Big fish and other large ocean creatures face higher risks of extinction than small ones, overturning a 500 million-year pattern and indicating that human hunting is to blame, scientists said.

Fossils from five mass extinction events, most recently when an asteroid struck the earth 65 million years ago, showed that small marine animals were slightly more likely to be wiped out than big ones in the pre-historic cataclysms, a study published in the journal Science said.

By contrast, large modern fish such as tuna and sharks, as well as mammals including whales and seals were more likely to be on a global Red List of endangered species than small fish and molluscs.

Modern threats “are dominated by large body size. The past extinction events are not,” Jonathan Payne, of Stanford University, who led the study said.

This kind of effect hasn’t happened before in the ocean... in half a billion years

“This kind of effect hasn’t happened before in the ocean... in half a billion years,” he said. He said the findings were evidence that human hunting was the dominant threat to marine life.
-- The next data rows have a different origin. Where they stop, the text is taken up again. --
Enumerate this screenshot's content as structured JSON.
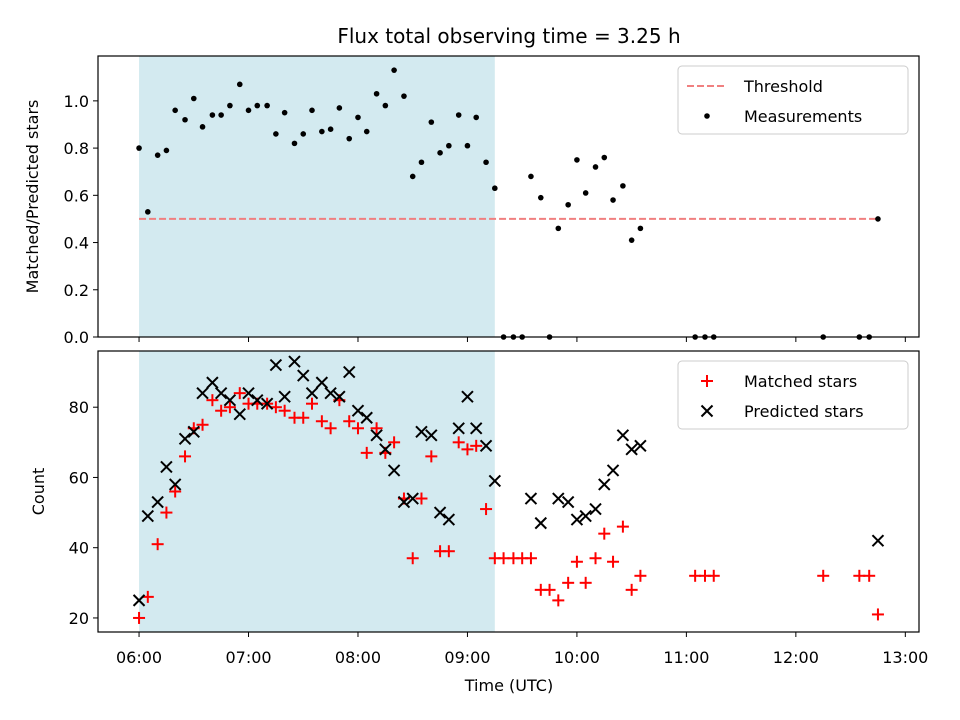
{
  "figure": {
    "title": "Flux total observing time = 3.25 h",
    "xlabel": "Time (UTC)",
    "xticks": [
      {
        "value": 6,
        "label": "06:00"
      },
      {
        "value": 7,
        "label": "07:00"
      },
      {
        "value": 8,
        "label": "08:00"
      },
      {
        "value": 9,
        "label": "09:00"
      },
      {
        "value": 10,
        "label": "10:00"
      },
      {
        "value": 11,
        "label": "11:00"
      },
      {
        "value": 12,
        "label": "12:00"
      },
      {
        "value": 13,
        "label": "13:00"
      }
    ],
    "xlim": [
      5.625,
      13.125
    ],
    "shaded_interval": {
      "x": [
        6.0,
        9.25
      ],
      "color": "#d3eaf0"
    },
    "colors": {
      "threshold": "#f08080",
      "measurements": "#000000",
      "matched": "#ff0000",
      "predicted": "#000000"
    }
  },
  "chart_data": [
    {
      "type": "scatter",
      "ylabel": "Matched/Predicted stars",
      "ylim": [
        0,
        1.19
      ],
      "yticks": [
        0.0,
        0.2,
        0.4,
        0.6,
        0.8,
        1.0
      ],
      "ytick_labels": [
        "0.0",
        "0.2",
        "0.4",
        "0.6",
        "0.8",
        "1.0"
      ],
      "legend_position": "top-right",
      "threshold": {
        "name": "Threshold",
        "y": 0.5,
        "x": [
          6.0,
          12.75
        ]
      },
      "series": [
        {
          "name": "Measurements",
          "marker": "dot",
          "x": [
            6.0,
            6.08,
            6.17,
            6.25,
            6.33,
            6.42,
            6.5,
            6.58,
            6.67,
            6.75,
            6.83,
            6.92,
            7.0,
            7.08,
            7.17,
            7.25,
            7.33,
            7.42,
            7.5,
            7.58,
            7.67,
            7.75,
            7.83,
            7.92,
            8.0,
            8.08,
            8.17,
            8.25,
            8.33,
            8.42,
            8.5,
            8.58,
            8.67,
            8.75,
            8.83,
            8.92,
            9.0,
            9.08,
            9.17,
            9.25,
            9.33,
            9.42,
            9.5,
            9.58,
            9.67,
            9.75,
            9.83,
            9.92,
            10.0,
            10.08,
            10.17,
            10.25,
            10.33,
            10.42,
            10.5,
            10.58,
            11.08,
            11.17,
            11.25,
            12.25,
            12.58,
            12.67,
            12.75
          ],
          "y": [
            0.8,
            0.53,
            0.77,
            0.79,
            0.96,
            0.92,
            1.01,
            0.89,
            0.94,
            0.94,
            0.98,
            1.07,
            0.96,
            0.98,
            0.98,
            0.86,
            0.95,
            0.82,
            0.86,
            0.96,
            0.87,
            0.88,
            0.97,
            0.84,
            0.93,
            0.87,
            1.03,
            0.98,
            1.13,
            1.02,
            0.68,
            0.74,
            0.91,
            0.78,
            0.81,
            0.94,
            0.81,
            0.93,
            0.74,
            0.63,
            0.0,
            0.0,
            0.0,
            0.68,
            0.59,
            0.0,
            0.46,
            0.56,
            0.75,
            0.61,
            0.72,
            0.76,
            0.58,
            0.64,
            0.41,
            0.46,
            0.0,
            0.0,
            0.0,
            0.0,
            0.0,
            0.0,
            0.5
          ]
        }
      ]
    },
    {
      "type": "scatter",
      "ylabel": "Count",
      "ylim": [
        16,
        96
      ],
      "yticks": [
        20,
        40,
        60,
        80
      ],
      "ytick_labels": [
        "20",
        "40",
        "60",
        "80"
      ],
      "legend_position": "top-right",
      "series": [
        {
          "name": "Matched stars",
          "marker": "plus",
          "x": [
            6.0,
            6.08,
            6.17,
            6.25,
            6.33,
            6.42,
            6.5,
            6.58,
            6.67,
            6.75,
            6.83,
            6.92,
            7.0,
            7.08,
            7.17,
            7.25,
            7.33,
            7.42,
            7.5,
            7.58,
            7.67,
            7.75,
            7.83,
            7.92,
            8.0,
            8.08,
            8.17,
            8.25,
            8.33,
            8.42,
            8.5,
            8.58,
            8.67,
            8.75,
            8.83,
            8.92,
            9.0,
            9.08,
            9.17,
            9.25,
            9.33,
            9.42,
            9.5,
            9.58,
            9.67,
            9.75,
            9.83,
            9.92,
            10.0,
            10.08,
            10.17,
            10.25,
            10.33,
            10.42,
            10.5,
            10.58,
            11.08,
            11.17,
            11.25,
            12.25,
            12.58,
            12.67,
            12.75
          ],
          "y": [
            20,
            26,
            41,
            50,
            56,
            66,
            74,
            75,
            82,
            79,
            80,
            84,
            81,
            81,
            81,
            80,
            79,
            77,
            77,
            81,
            76,
            74,
            82,
            76,
            74,
            67,
            74,
            67,
            70,
            54,
            37,
            54,
            66,
            39,
            39,
            70,
            68,
            69,
            51,
            37,
            37,
            37,
            37,
            37,
            28,
            28,
            25,
            30,
            36,
            30,
            37,
            44,
            36,
            46,
            28,
            32,
            32,
            32,
            32,
            32,
            32,
            32,
            21
          ]
        },
        {
          "name": "Predicted stars",
          "marker": "x",
          "x": [
            6.0,
            6.08,
            6.17,
            6.25,
            6.33,
            6.42,
            6.5,
            6.58,
            6.67,
            6.75,
            6.83,
            6.92,
            7.0,
            7.08,
            7.17,
            7.25,
            7.33,
            7.42,
            7.5,
            7.58,
            7.67,
            7.75,
            7.83,
            7.92,
            8.0,
            8.08,
            8.17,
            8.25,
            8.33,
            8.42,
            8.5,
            8.58,
            8.67,
            8.75,
            8.83,
            8.92,
            9.0,
            9.08,
            9.17,
            9.25,
            9.58,
            9.67,
            9.83,
            9.92,
            10.0,
            10.08,
            10.17,
            10.25,
            10.33,
            10.42,
            10.5,
            10.58,
            12.75
          ],
          "y": [
            25,
            49,
            53,
            63,
            58,
            71,
            73,
            84,
            87,
            84,
            82,
            78,
            84,
            82,
            81,
            92,
            83,
            93,
            89,
            84,
            87,
            84,
            83,
            90,
            79,
            77,
            72,
            68,
            62,
            53,
            54,
            73,
            72,
            50,
            48,
            74,
            83,
            74,
            69,
            59,
            54,
            47,
            54,
            53,
            48,
            49,
            51,
            58,
            62,
            72,
            68,
            69,
            42
          ]
        }
      ]
    }
  ]
}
UN reports say the earth risks a “sixth mass extinction”, driven on land by people clearing forests to make way for farms and roads, as well as by pollution and hunting. Climate change will add to the risks, on land and in the oceans. The Red List, run by scientists at the International Union for Conservation of Nature, says between 24 and 40 per cent of ocean creatures are now vulnerable to extinction.
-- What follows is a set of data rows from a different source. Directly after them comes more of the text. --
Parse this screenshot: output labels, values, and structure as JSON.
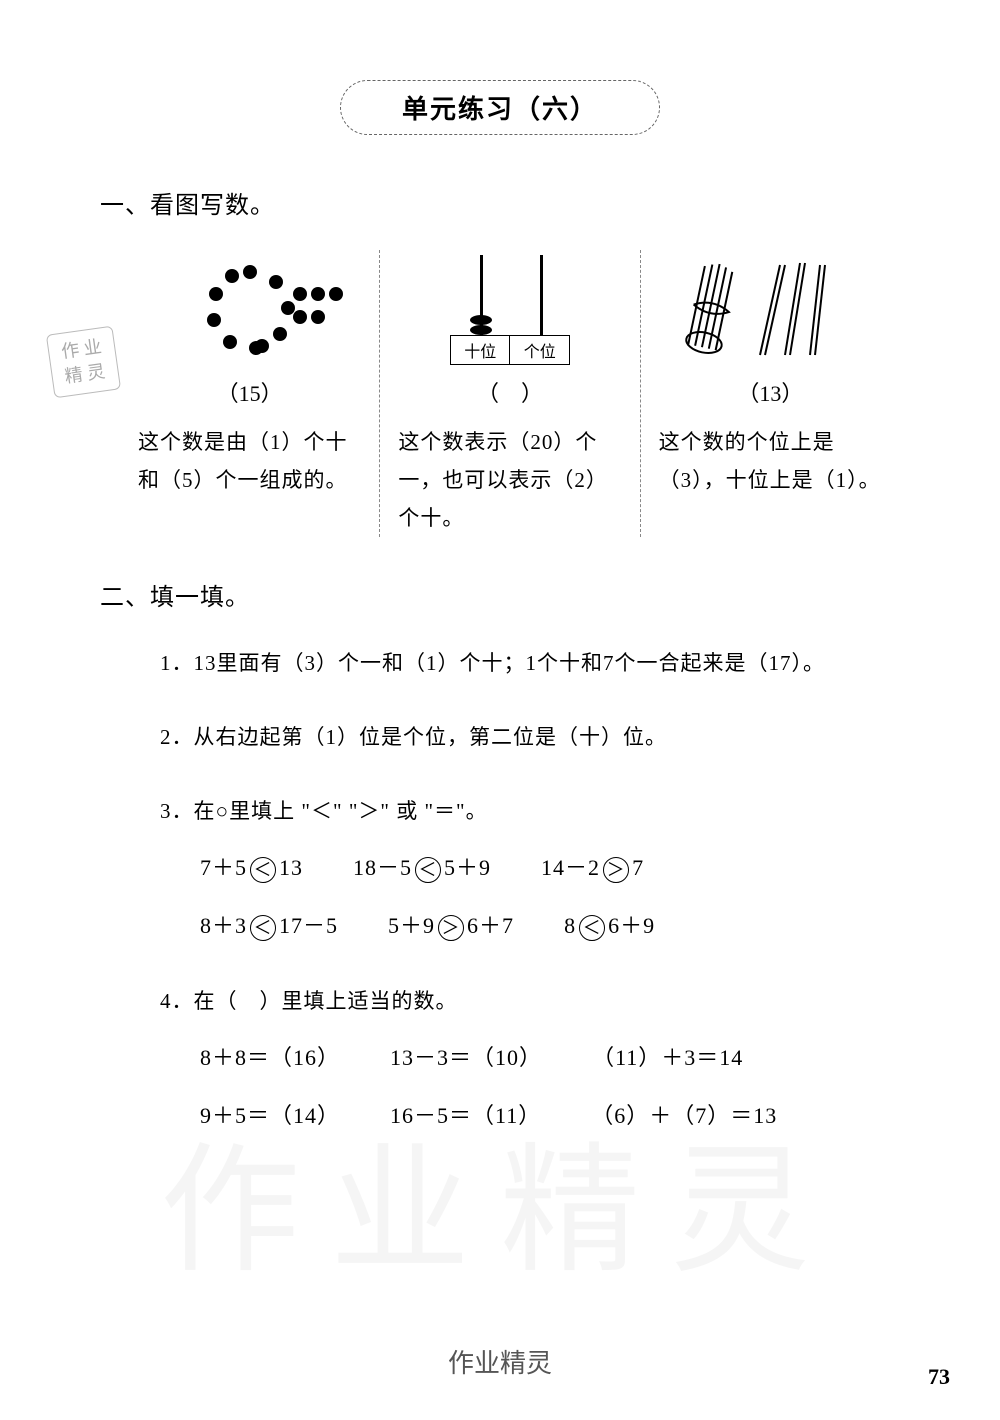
{
  "header": "单元练习（六）",
  "section1": {
    "title": "一、看图写数。"
  },
  "col1": {
    "answer": "（15）",
    "text_pre": "这个数是由（",
    "a1": "1",
    "text_mid1": "）个十和（",
    "a2": "5",
    "text_mid2": "）个一组成的。"
  },
  "col2": {
    "place_tens": "十位",
    "place_ones": "个位",
    "blank": "（　）",
    "text_pre": "这个数表示（",
    "a1": "20",
    "text_mid1": "）个一，也可以表示（",
    "a2": "2",
    "text_mid2": "）个十。"
  },
  "col3": {
    "answer": "（13）",
    "text_pre": "这个数的个位上是（",
    "a1": "3",
    "text_mid1": "），十位上是（",
    "a2": "1",
    "text_mid2": "）。"
  },
  "section2": {
    "title": "二、填一填。"
  },
  "q1": {
    "p1": "1．13里面有（",
    "a1": "3",
    "p2": "）个一和（",
    "a2": "1",
    "p3": "）个十；1个十和7个一合起来是（",
    "a3": "17",
    "p4": "）。"
  },
  "q2": {
    "p1": "2．从右边起第（",
    "a1": "1",
    "p2": "）位是个位，第二位是（",
    "a2": "十",
    "p3": "）位。"
  },
  "q3": {
    "title": "3．在○里填上 \"＜\" \"＞\" 或 \"＝\"。",
    "row1": [
      {
        "l": "7＋5",
        "op": "＜",
        "r": "13"
      },
      {
        "l": "18－5",
        "op": "＜",
        "r": "5＋9"
      },
      {
        "l": "14－2",
        "op": "＞",
        "r": "7"
      }
    ],
    "row2": [
      {
        "l": "8＋3",
        "op": "＜",
        "r": "17－5"
      },
      {
        "l": "5＋9",
        "op": "＞",
        "r": "6＋7"
      },
      {
        "l": "8",
        "op": "＜",
        "r": "6＋9"
      }
    ]
  },
  "q4": {
    "title": "4．在（　）里填上适当的数。",
    "row1": [
      {
        "expr": "8＋8＝（",
        "ans": "16",
        "tail": "）"
      },
      {
        "expr": "13－3＝（",
        "ans": "10",
        "tail": "）"
      },
      {
        "expr": "（",
        "ans": "11",
        "tail": "）＋3＝14"
      }
    ],
    "row2": [
      {
        "expr": "9＋5＝（",
        "ans": "14",
        "tail": "）"
      },
      {
        "expr": "16－5＝（",
        "ans": "11",
        "tail": "）"
      },
      {
        "expr": "（",
        "ans": "6",
        "mid": "）＋（",
        "ans2": "7",
        "tail": "）＝13"
      }
    ]
  },
  "stamp": {
    "l1": "作 业",
    "l2": "精 灵"
  },
  "footer": "作业精灵",
  "page": "73",
  "watermark": "作业精灵",
  "colors": {
    "text": "#000000",
    "handwriting": "#222222",
    "dashed": "#666666",
    "watermark": "rgba(0,0,0,0.04)"
  },
  "typography": {
    "body_font": "SimSun",
    "hand_font": "Comic Sans MS",
    "header_fontsize": 26,
    "section_fontsize": 24,
    "body_fontsize": 21
  }
}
Even so, the oceans have escaped hunting on a scale blamed for wiping out land creatures such as the woolly mammoth, the cattle-like auroch, the Tasmanian tiger and the dodo.
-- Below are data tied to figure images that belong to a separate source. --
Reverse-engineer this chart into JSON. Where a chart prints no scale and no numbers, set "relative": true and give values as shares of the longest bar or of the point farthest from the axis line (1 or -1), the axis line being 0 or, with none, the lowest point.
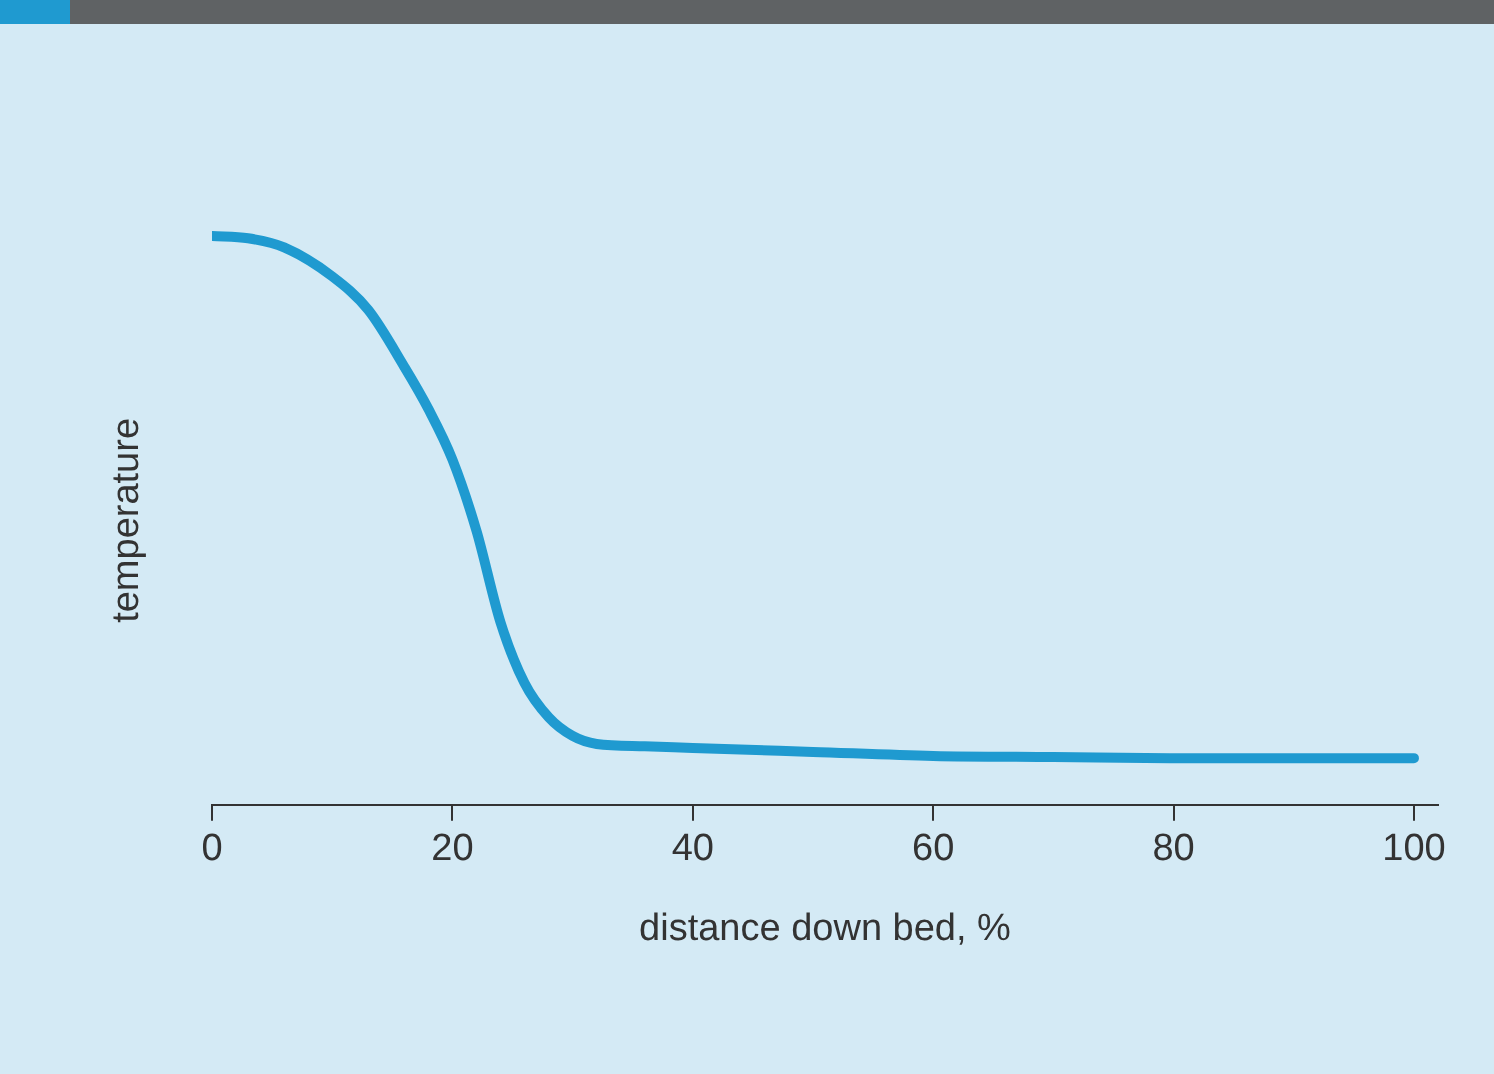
{
  "chart_data": {
    "type": "line",
    "xlabel": "distance down bed, %",
    "ylabel": "temperature",
    "relative": true,
    "x": [
      0,
      3,
      6,
      10,
      13,
      16,
      18,
      20,
      22,
      24,
      26,
      28,
      30,
      32,
      36,
      40,
      50,
      60,
      70,
      80,
      90,
      100
    ],
    "xlim": [
      0,
      102
    ],
    "xticks": [
      0,
      20,
      40,
      60,
      80,
      100
    ],
    "grid": false,
    "legend": false,
    "series": [
      {
        "color": "#1f9ad0",
        "values": [
          1.0,
          0.996,
          0.98,
          0.929,
          0.87,
          0.77,
          0.696,
          0.607,
          0.482,
          0.321,
          0.214,
          0.154,
          0.121,
          0.107,
          0.103,
          0.1,
          0.093,
          0.086,
          0.084,
          0.082,
          0.082,
          0.082
        ]
      }
    ]
  }
}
“Until relatively recently, humans were restricted to coastal areas and didn’t have the technology to fish in the deep ocean on an industrial scale,” co-author Noel Heim of Stanford wrote in a statement.

Of large modern ocean creatures, only Stellers’ sea cow, which grew up to nine metres in length, has been driven to extinction by hunting, in the 18th century.

That meant there was still time to avert extinctions.

“The good news is that it’s not going to happen right away,” Payne said. “We have the opportunity to change.”